Speaker: Dr. Seongmin Park, Institute of Cognitive Science, Marc Jeannerod, CNRS, France
Time: 14:00 p.m., Jun 17, 2024, GMT+8
Venue: 1113 Wang Kezheng Bldg, Peking University
Abstract:
Generalizing past experiences to new situations is a hallmark of human intelligence, yet it remains a challenge for many psychiatric disorders and AI systems. One proposed mechanism for achieving this behavioral flexibility is the construction of an internal model known as a "cognitive map"—a structural knowledge representation that indicates the relationships between discrete entities learned from different events. However, we have yet to fully understand how the brain constructs low-dimensional representations from everyday experiences and leverages these cognitive maps to promote generalization and flexible decision-making.In my research, I address these questions through human neuroimaging and neural network modeling.

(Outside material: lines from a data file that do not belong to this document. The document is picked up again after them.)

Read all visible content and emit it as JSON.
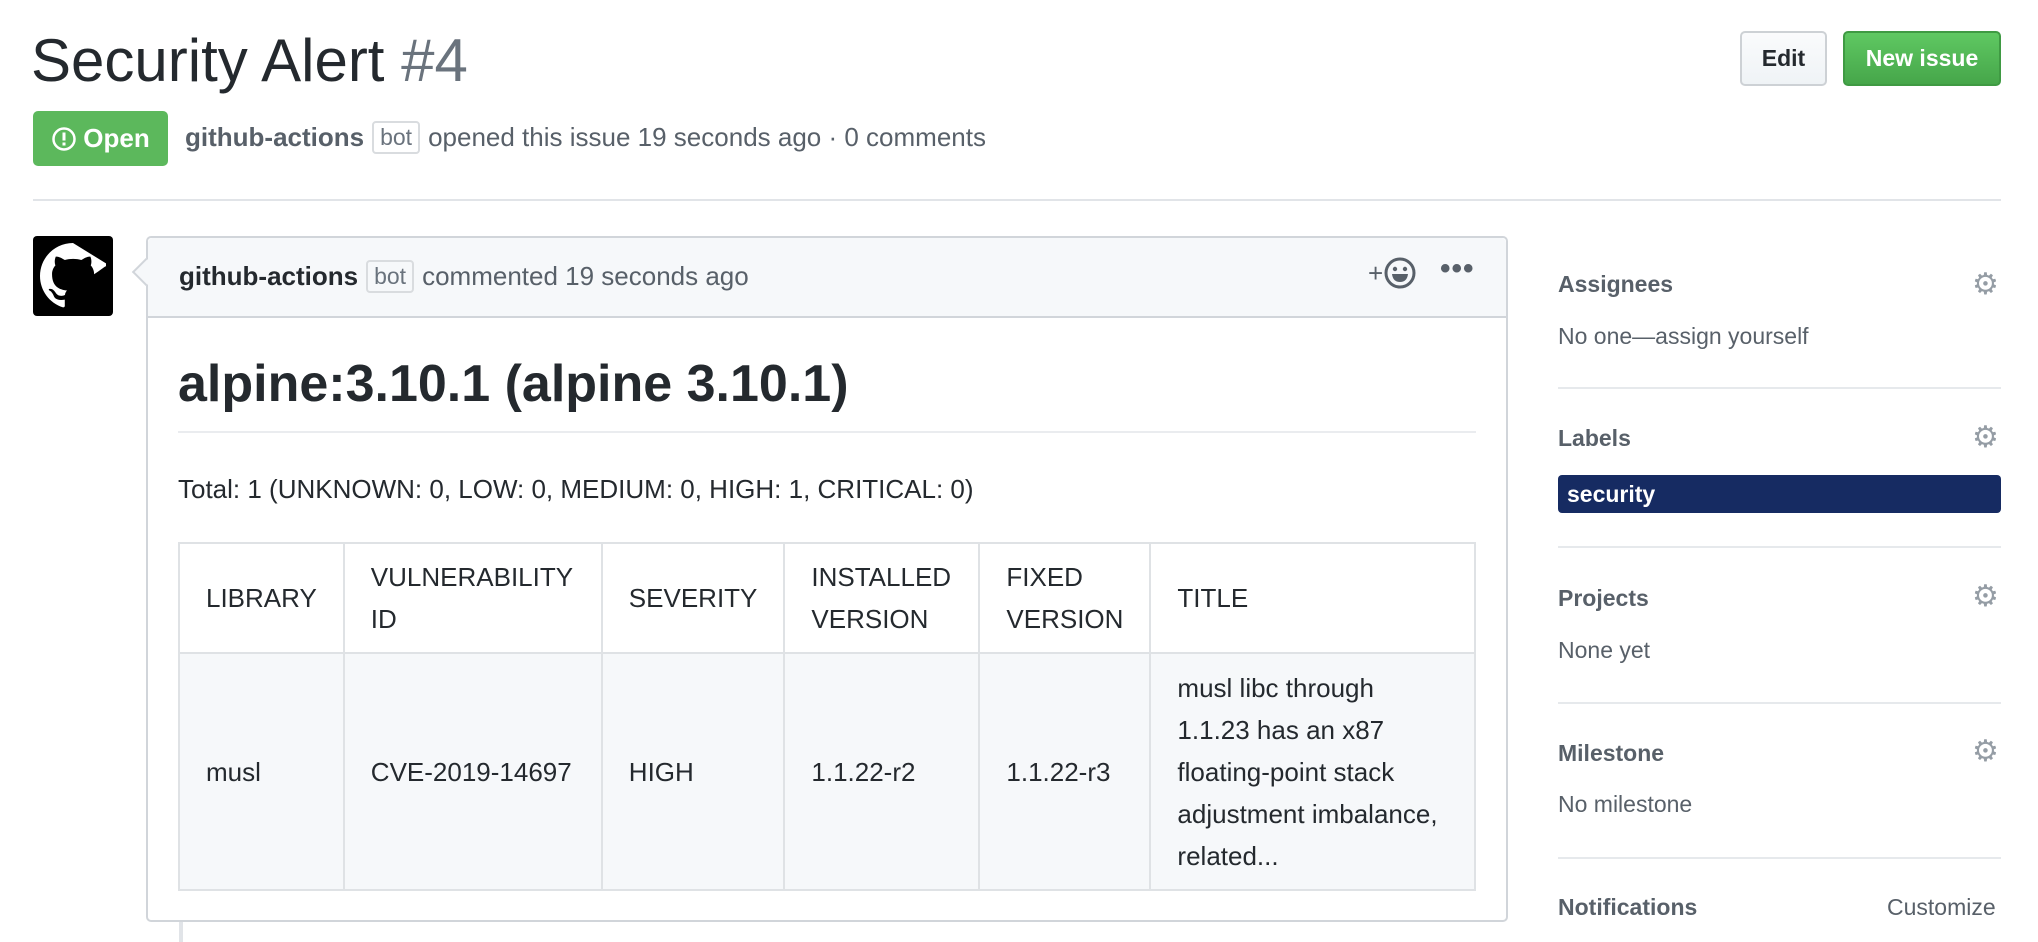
{
  "issue": {
    "title": "Security Alert",
    "number": "#4",
    "state": "Open",
    "author": "github-actions",
    "author_badge": "bot",
    "meta": "opened this issue 19 seconds ago · 0 comments"
  },
  "toolbar": {
    "edit_label": "Edit",
    "new_issue_label": "New issue"
  },
  "comment": {
    "author": "github-actions",
    "author_badge": "bot",
    "meta": "commented 19 seconds ago",
    "reaction_plus": "+",
    "heading": "alpine:3.10.1 (alpine 3.10.1)",
    "total": "Total: 1 (UNKNOWN: 0, LOW: 0, MEDIUM: 0, HIGH: 1, CRITICAL: 0)",
    "table": {
      "headers": [
        "LIBRARY",
        "VULNERABILITY ID",
        "SEVERITY",
        "INSTALLED VERSION",
        "FIXED VERSION",
        "TITLE"
      ],
      "rows": [
        [
          "musl",
          "CVE-2019-14697",
          "HIGH",
          "1.1.22-r2",
          "1.1.22-r3",
          "musl libc through 1.1.23 has an x87 floating-point stack adjustment imbalance, related..."
        ]
      ]
    }
  },
  "sidebar": {
    "assignees": {
      "title": "Assignees",
      "value": "No one—assign yourself"
    },
    "labels": {
      "title": "Labels",
      "items": [
        {
          "name": "security",
          "color": "#162b62"
        }
      ]
    },
    "projects": {
      "title": "Projects",
      "value": "None yet"
    },
    "milestone": {
      "title": "Milestone",
      "value": "No milestone"
    },
    "notifications": {
      "title": "Notifications",
      "action": "Customize"
    }
  },
  "colors": {
    "open": "#5cb85c",
    "new_issue": "#46a64a",
    "label_security": "#162b62"
  },
  "icons": [
    "issue-opened-icon",
    "github-octocat-icon",
    "smiley-icon",
    "kebab-horizontal-icon",
    "gear-icon"
  ]
}
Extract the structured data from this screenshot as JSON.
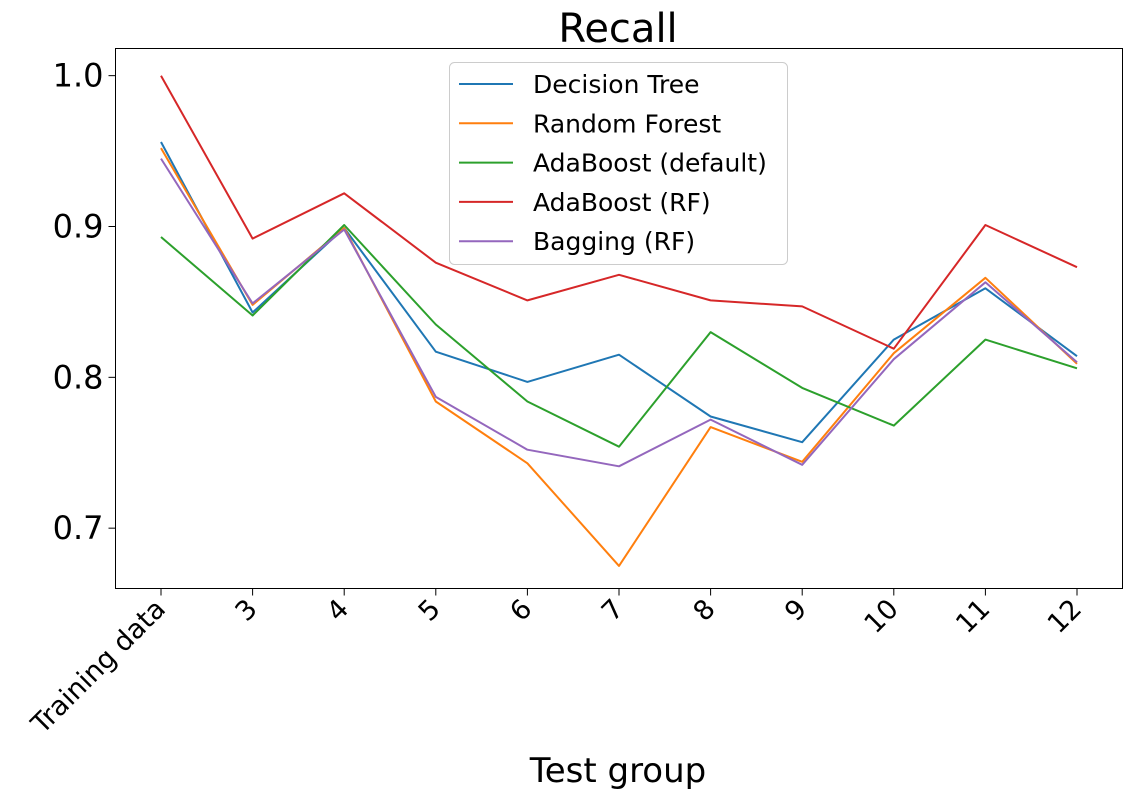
{
  "chart_data": {
    "type": "line",
    "title": "Recall",
    "xlabel": "Test group",
    "ylabel": "",
    "categories": [
      "Training data",
      "3",
      "4",
      "5",
      "6",
      "7",
      "8",
      "9",
      "10",
      "11",
      "12"
    ],
    "ylim": [
      0.66,
      1.018
    ],
    "yticks": [
      0.7,
      0.8,
      0.9,
      1.0
    ],
    "ytick_labels": [
      "0.7",
      "0.8",
      "0.9",
      "1.0"
    ],
    "grid": false,
    "legend_position": "upper center",
    "series": [
      {
        "name": "Decision Tree",
        "color": "#1f77b4",
        "values": [
          0.956,
          0.843,
          0.899,
          0.817,
          0.797,
          0.815,
          0.774,
          0.757,
          0.825,
          0.859,
          0.814
        ]
      },
      {
        "name": "Random Forest",
        "color": "#ff7f0e",
        "values": [
          0.952,
          0.848,
          0.899,
          0.784,
          0.743,
          0.675,
          0.767,
          0.744,
          0.816,
          0.866,
          0.809
        ]
      },
      {
        "name": "AdaBoost (default)",
        "color": "#2ca02c",
        "values": [
          0.893,
          0.841,
          0.901,
          0.835,
          0.784,
          0.754,
          0.83,
          0.793,
          0.768,
          0.825,
          0.806
        ]
      },
      {
        "name": "AdaBoost (RF)",
        "color": "#d62728",
        "values": [
          1.0,
          0.892,
          0.922,
          0.876,
          0.851,
          0.868,
          0.851,
          0.847,
          0.819,
          0.901,
          0.873
        ]
      },
      {
        "name": "Bagging (RF)",
        "color": "#9467bd",
        "values": [
          0.945,
          0.849,
          0.898,
          0.787,
          0.752,
          0.741,
          0.772,
          0.742,
          0.812,
          0.863,
          0.81
        ]
      }
    ]
  }
}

Our findings suggest that the brain organizes relationships between discrete entities into a graphical structure embedded in Euclidean space. Additionally, I demonstrate how the geometry of the cognitive map interacts with changing task goals to facilitate flexible decision-making. Moreover, I provide evidence that the brain generalizes previously learned abstract knowledge structures to solve novel problems, akin to finding unexplored shortcuts during spatial navigation. By integrating insights into the neural representation of cognitive maps into computational frameworks like reinforcement learning, my work suggests that we can develop a deeper understanding of complex human cognition not fully accounted for by standard models.